Se me dirá que la inteligencia natural está inscrita en nuestros genes, mientras que la inteligencia artificial no. Aunque sea producto de nuestra inteligencia natural y genética, de momento la inteligencia artificial se trasmite y evoluciona a través de la cultura y no de los genes. Esto es cierto.

De momento los niños humanos siguen naciendo de una determinada manera bastante primitiva y con una determinada constitución natural, más cercanos en esa fase de su desarrollo a los animales que a los traders del mercado financiero.

Pero aquí entraríamos en el tema del juego simbiótico entre naturaleza y cultura, que se inicia nada más nacer o incluso antes. Lo cual podría llevarnos a su vez a los interrogantes que plantea el tema de los niños selváticos.

En cualquier caso, cada nacimiento de un niño humano parece un recordatorio de lo más importante y esencial, de la misma forma que las fases de su desarrollo embrionario es un recordatorio de la evolución de las especies, según Haeckel. La Ley de recapitulación de Haeckel interpreta que: «La ontogenia recapitula la filogenia».

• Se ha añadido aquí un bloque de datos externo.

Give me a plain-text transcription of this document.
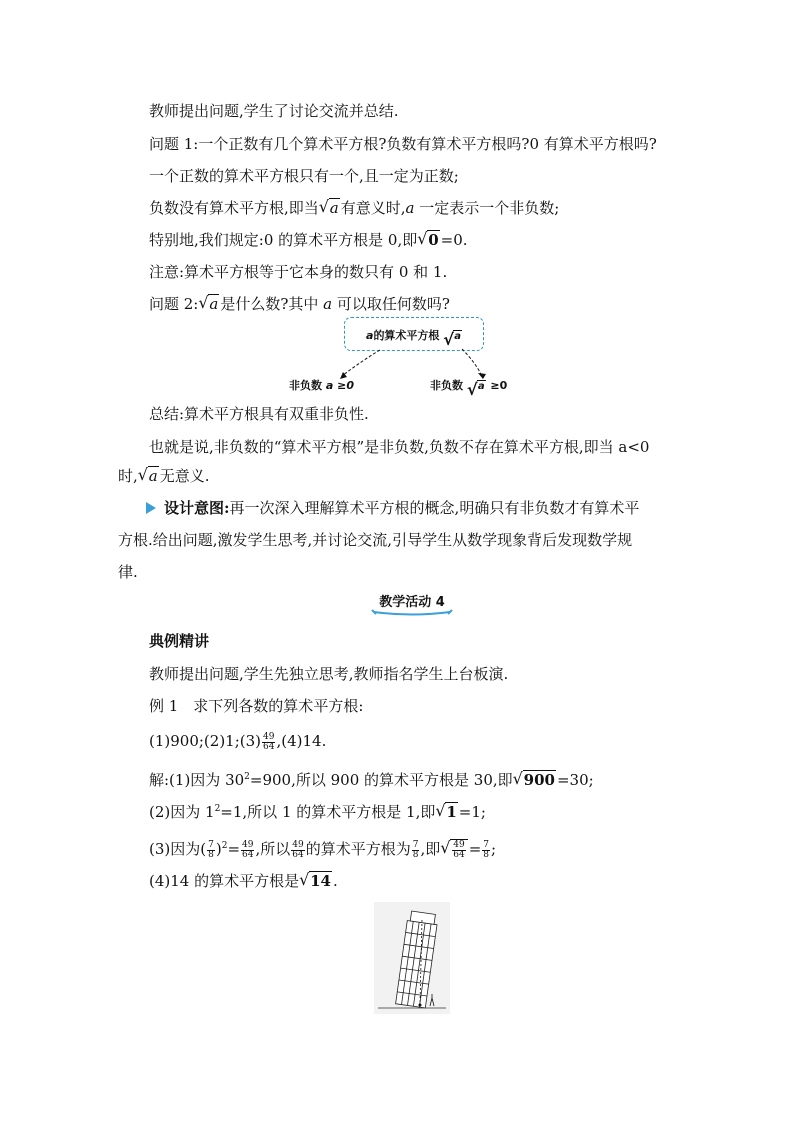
教师提出问题,学生了讨论交流并总结.
问题 1:一个正数有几个算术平方根?负数有算术平方根吗?0 有算术平方根吗?
一个正数的算术平方根只有一个,且一定为正数;
负数没有算术平方根,即当 √ a 有意义时,a 一定表示一个非负数;
特别地,我们规定:0 的算术平方根是 0,即 √ 0 =0.
注意:算术平方根等于它本身的数只有 0 和 1.
问题 2: √ a 是什么数?其中 a 可以取任何数吗?
a的算术平方根 √ a
非负数 a ≥0	非负数 √ a ≥0
总结:算术平方根具有双重非负性.
也就是说,非负数的“算术平方根”是非负数,负数不存在算术平方根,即当 a<0
时, √ a 无意义.
设计意图:再一次深入理解算术平方根的概念,明确只有非负数才有算术平
方根.给出问题,激发学生思考,并讨论交流,引导学生从数学现象背后发现数学规
律.
教学活动 4
典例精讲
教师提出问题,学生先独立思考,教师指名学生上台板演.
例 1　求下列各数的算术平方根:
(1)900;(2)1;(3) $\frac{49}{64} ,(4)14$.
解:(1)因为 $30^2=900$,所以 900 的算术平方根是 30,即 √ 900 =30;
(2)因为 $1^2=1$,所以 1 的算术平方根是 1,即 √ 1 =1;
(3)因为( $\frac{7}{8} )^2= \frac{49}{64}$ ,所以 $\frac{49}{64}$ 的算术平方根为 $\frac{7}{8}$ ,即 √ $\frac{49}{64} = \frac{7}{8}$ ;
(4)14 的算术平方根是 √ 14 .
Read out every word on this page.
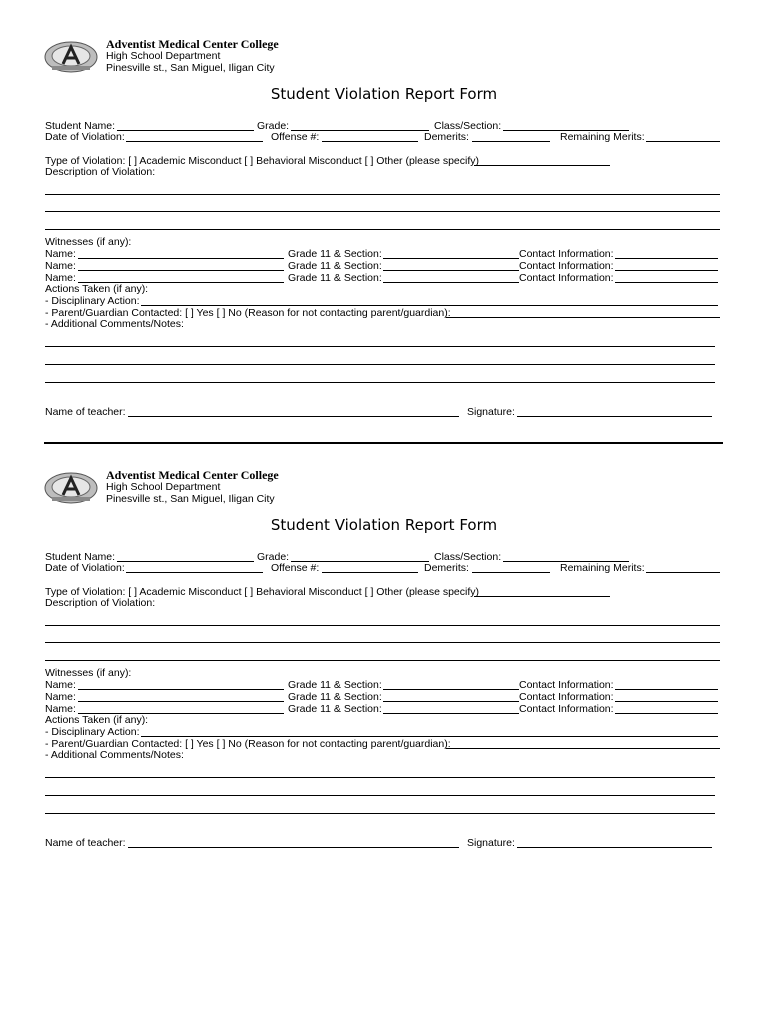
Adventist Medical Center College
High School Department
Pinesville st., San Miguel, Iligan City
Student Violation Report Form
Student Name:	Grade:	Class/Section:
Date of Violation:	Offense #:	Demerits:	Remaining Merits:
Type of Violation: [ ] Academic Misconduct [ ] Behavioral Misconduct [ ] Other (please specify)
Description of Violation:
Witnesses (if any):
Name:	Grade 11 & Section:	Contact Information:
Name:	Grade 11 & Section:	Contact Information:
Name:	Grade 11 & Section:	Contact Information:
Actions Taken (if any):
- Disciplinary Action:
- Parent/Guardian Contacted: [ ] Yes [ ] No (Reason for not contacting parent/guardian):
- Additional Comments/Notes:
Name of teacher:	Signature:
Adventist Medical Center College
High School Department
Pinesville st., San Miguel, Iligan City
Student Violation Report Form
Student Name:	Grade:	Class/Section:
Date of Violation:	Offense #:	Demerits:	Remaining Merits:
Type of Violation: [ ] Academic Misconduct [ ] Behavioral Misconduct [ ] Other (please specify)
Description of Violation:
Witnesses (if any):
Name:	Grade 11 & Section:	Contact Information:
Name:	Grade 11 & Section:	Contact Information:
Name:	Grade 11 & Section:	Contact Information:
Actions Taken (if any):
- Disciplinary Action:
- Parent/Guardian Contacted: [ ] Yes [ ] No (Reason for not contacting parent/guardian):
- Additional Comments/Notes:
Name of teacher:	Signature:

La música también parece recordatorio de algo importante y esencial, aunque no sabemos de qué. Si alguien pasea una de estas mañanas primaverales por la isla del Soto de Salamanca, en la zona de La Aldehuela y Santa Marta de Tormes, quizás pensando en otros paseantes que antaño también buscaron inspiración o simplemente sosiego a la orilla del río salmantino, tal que Fray Luis de León, Unamuno, o Garcilaso de la Vega, si se fija bien verá un tronco derribado en el mismo borde del camino en el que hay escrito un texto: «sin naturaleza no hay arte».

Y efectivamente, ahí mismo vemos el arte de la escritura tomar asiento en un tronco derribado, que pese a todo sigue siendo un objeto natural que vivió y se desarrolló siguiendo una información codificada en sus genes, de la misma forma que hoy trasmite un mensaje codificado, no sé si natural o artificial, para nosotros y mediante un texto escrito. De hecho, llevados de nuestra afición por las palabras (los humanos somos animales locuaces), a las bases de los genes que guiaron el desarrollo de ese tronco y de ese árbol, las distinguimos con letras: adenina (A), citosina (C), guanina (G), timina (T).

La nuestra es una condición extraña y es probable que en la evolución de la vida (¿natural o artificial?) no sea posible establecer fronteras. ¿De dónde venimos? ¿A dónde vamos?

En cuanto a la primera cuestión (¿De dónde venimos?) recomiendo como aproximación ver la serie documental «El imperio de los chimpancés». Está en Netflix. Ya saben que los documentales de naturaleza han avanzado mucho y hay auténticos prodigios. Por ejemplo, en esta serie se logran unos primeros planos espectaculares. Tenemos la sensación de ser parte de la tribu, y no solo por la proximidad de la experiencia visual, sino porque nos podríamos tirar horas mirando esos rostros, esas miradas, esos gestos y acciones que tanto nos recuerdan a nosotros mismos. Sobrecoge. Parecen tendernos la mano, como acostumbran ellos en sus pactos o cuando se hacen pedigüeños de comida.

Se entiende que llamar «personas» a estos seres no está fuera de lugar. Ellos también «piensan y existen».

Pero ya digo: ¿Dónde está la frontera?

A lo que voy: El día que la inteligencia artificial, sea lo que sea, o sea quien sea, comprenda la frase «cogito, ergo sum», habremos entrado en una fase nueva y extraña de nuestra Historia. Quizás no falta tanto para eso, o quizás no llegue nunca. No lo sé. Dudo, luego existo.